Antonio Ramos, durante apresentação na Federasul. Foto: Itamar Aguiar

A Procergs, estatal de processamento de dados do Rio Grande do Sul, está trabalhando em projetos de tecnologia que, se tiverem luz verde do governo, podem significar corte de custos na administração pública gaúcha - além de uma sacudida em alguns vespeiros.

O presidente da companhia, Antonio Ramos, palestrou no Tá na Mesa da Federasul nesta quarta-feira, 06, mostrando alguns projetos de governo eletrônico da empresa, tanto em andamento como ainda em fase de aprovação e discussão na administração pública.

Dentro dessa última categoria, chamaram atenção dois: o Diário Oficial Eletrônico, uma ameaça direta à continuidade da existência da Corag, estatal responsável pela impressão de documentos oficiais do governo e um projeto de Big Data junto à Secretaria da Fazenda.

Um dos usos do projeto da Fazenda afetaria o Instituto de Previdência do Estado do Rio Grande do Sul, responsável pelos planos de saúde e aposentadoria do funcionalismo estadual. 
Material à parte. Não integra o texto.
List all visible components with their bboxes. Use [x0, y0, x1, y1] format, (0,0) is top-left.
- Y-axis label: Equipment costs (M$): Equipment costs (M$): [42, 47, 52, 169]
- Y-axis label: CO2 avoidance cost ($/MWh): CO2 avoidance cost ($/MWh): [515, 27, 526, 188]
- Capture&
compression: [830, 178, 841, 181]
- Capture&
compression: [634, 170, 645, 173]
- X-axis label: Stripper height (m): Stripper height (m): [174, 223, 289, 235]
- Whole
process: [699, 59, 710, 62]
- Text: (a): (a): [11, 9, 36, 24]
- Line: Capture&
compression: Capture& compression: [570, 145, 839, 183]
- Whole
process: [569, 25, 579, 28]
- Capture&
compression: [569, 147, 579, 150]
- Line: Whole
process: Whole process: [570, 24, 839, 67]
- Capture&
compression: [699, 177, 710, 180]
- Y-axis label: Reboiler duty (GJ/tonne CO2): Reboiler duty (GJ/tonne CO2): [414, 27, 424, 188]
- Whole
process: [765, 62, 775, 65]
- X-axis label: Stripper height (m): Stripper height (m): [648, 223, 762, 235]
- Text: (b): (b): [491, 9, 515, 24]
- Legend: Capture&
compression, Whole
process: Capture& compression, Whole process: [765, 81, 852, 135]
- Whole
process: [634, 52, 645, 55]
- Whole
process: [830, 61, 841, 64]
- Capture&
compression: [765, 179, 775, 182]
Em entrevista com jornalistas antes da palestra, Ramos descreveu como o uso de tecnologia de Big Data poderia servir para varrer fraudes no IPE, reduzindo o número de beneficiários dos planos e o custos do estado, através do cruzamento de informações em bancos de dados do governo e fora dele.

Um exemplo da abordagem seria cruzar dados de filhas solteiras de titulares de planos (pelas regras atuais, com direito a cobertura e pensões) com os dados de contas bancárias conjuntas no Banrisul ou registros de uniões estáveis em cartórios, permitindo identificar que omitem seu verdadeiro estado civil para seguirem recebendo benefícios do IPE.
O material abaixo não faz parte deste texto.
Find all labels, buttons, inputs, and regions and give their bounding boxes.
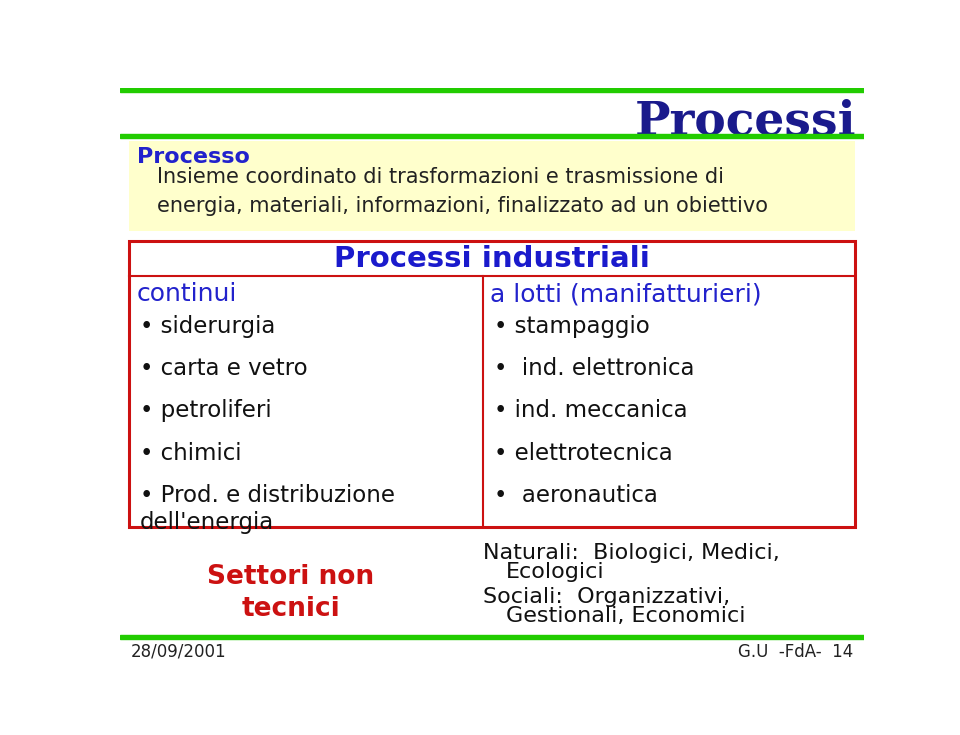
Bar (120, 135, 864, 138)
Text: • siderurgia: • siderurgia (140, 315, 276, 337)
Text: Naturali:  Biologici, Medici,: Naturali: Biologici, Medici, (483, 542, 780, 562)
Text: Processi industriali: Processi industriali (334, 245, 650, 273)
Text: •  aeronautica: • aeronautica (493, 484, 658, 507)
Text: • chimici: • chimici (140, 442, 242, 465)
Text: • Prod. e distribuzione
dell'energia: • Prod. e distribuzione dell'energia (140, 484, 396, 534)
Bar (130, 140, 854, 232)
Text: continui: continui (137, 282, 237, 306)
Bar (130, 240, 854, 527)
Text: •  ind. elettronica: • ind. elettronica (493, 357, 694, 380)
Text: 28/09/2001: 28/09/2001 (131, 642, 227, 661)
Text: • ind. meccanica: • ind. meccanica (493, 399, 687, 423)
Text: G.U  -FdA-  14: G.U -FdA- 14 (738, 642, 853, 661)
Text: • stampaggio: • stampaggio (493, 315, 649, 337)
Text: Ecologici: Ecologici (506, 562, 605, 581)
Text: Settori non
tecnici: Settori non tecnici (207, 564, 374, 622)
Text: • carta e vetro: • carta e vetro (140, 357, 308, 380)
Text: Processi: Processi (635, 98, 856, 144)
Text: Processo: Processo (137, 147, 250, 167)
Text: Insieme coordinato di trasformazioni e trasmissione di
energia, materiali, infor: Insieme coordinato di trasformazioni e t… (157, 167, 768, 215)
Text: a lotti (manifatturieri): a lotti (manifatturieri) (491, 282, 762, 306)
Text: • petroliferi: • petroliferi (140, 399, 272, 423)
Bar (120, 88, 864, 92)
Text: • elettrotecnica: • elettrotecnica (493, 442, 672, 465)
Text: Sociali:  Organizzativi,: Sociali: Organizzativi, (483, 587, 730, 607)
Bar (120, 635, 864, 639)
Text: Gestionali, Economici: Gestionali, Economici (506, 606, 746, 626)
De acordo com um levantamento feito pela revista Época em 2013, o Rio Grande do Sul paga pensões a 11.842 filhas solteiras, ao custo de R$ 319,5 milhões anuais, média de R$ 2.075 mensais para cada beneficiária. 
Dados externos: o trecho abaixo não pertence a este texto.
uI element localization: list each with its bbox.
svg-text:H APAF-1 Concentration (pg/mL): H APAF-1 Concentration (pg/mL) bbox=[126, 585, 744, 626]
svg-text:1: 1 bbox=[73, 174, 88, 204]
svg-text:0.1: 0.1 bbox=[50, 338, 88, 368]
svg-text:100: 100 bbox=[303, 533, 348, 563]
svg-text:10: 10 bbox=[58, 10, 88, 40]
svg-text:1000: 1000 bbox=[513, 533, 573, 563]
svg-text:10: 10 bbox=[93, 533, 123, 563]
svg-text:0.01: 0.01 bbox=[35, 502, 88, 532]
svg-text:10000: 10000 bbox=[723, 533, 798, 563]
O outro plano é distribuir só digitalmente as informações do Diário Oficial do estado, o que significaria um corte de custos para o governo de R$ 12,2 milhões anuais. A tecnologia de publicações eletrônicas e buscas está difundida, o que faz um projeto do tipo de ser de fácil implantação.

Para a Corag, no entanto, a decisão significaria entrar no vermelho. A companhia teve lucro líquido de R$ 7,7 milhões durante o ano de 2015, frente a uma receita líquida de receita de R$ 49,5 milhões.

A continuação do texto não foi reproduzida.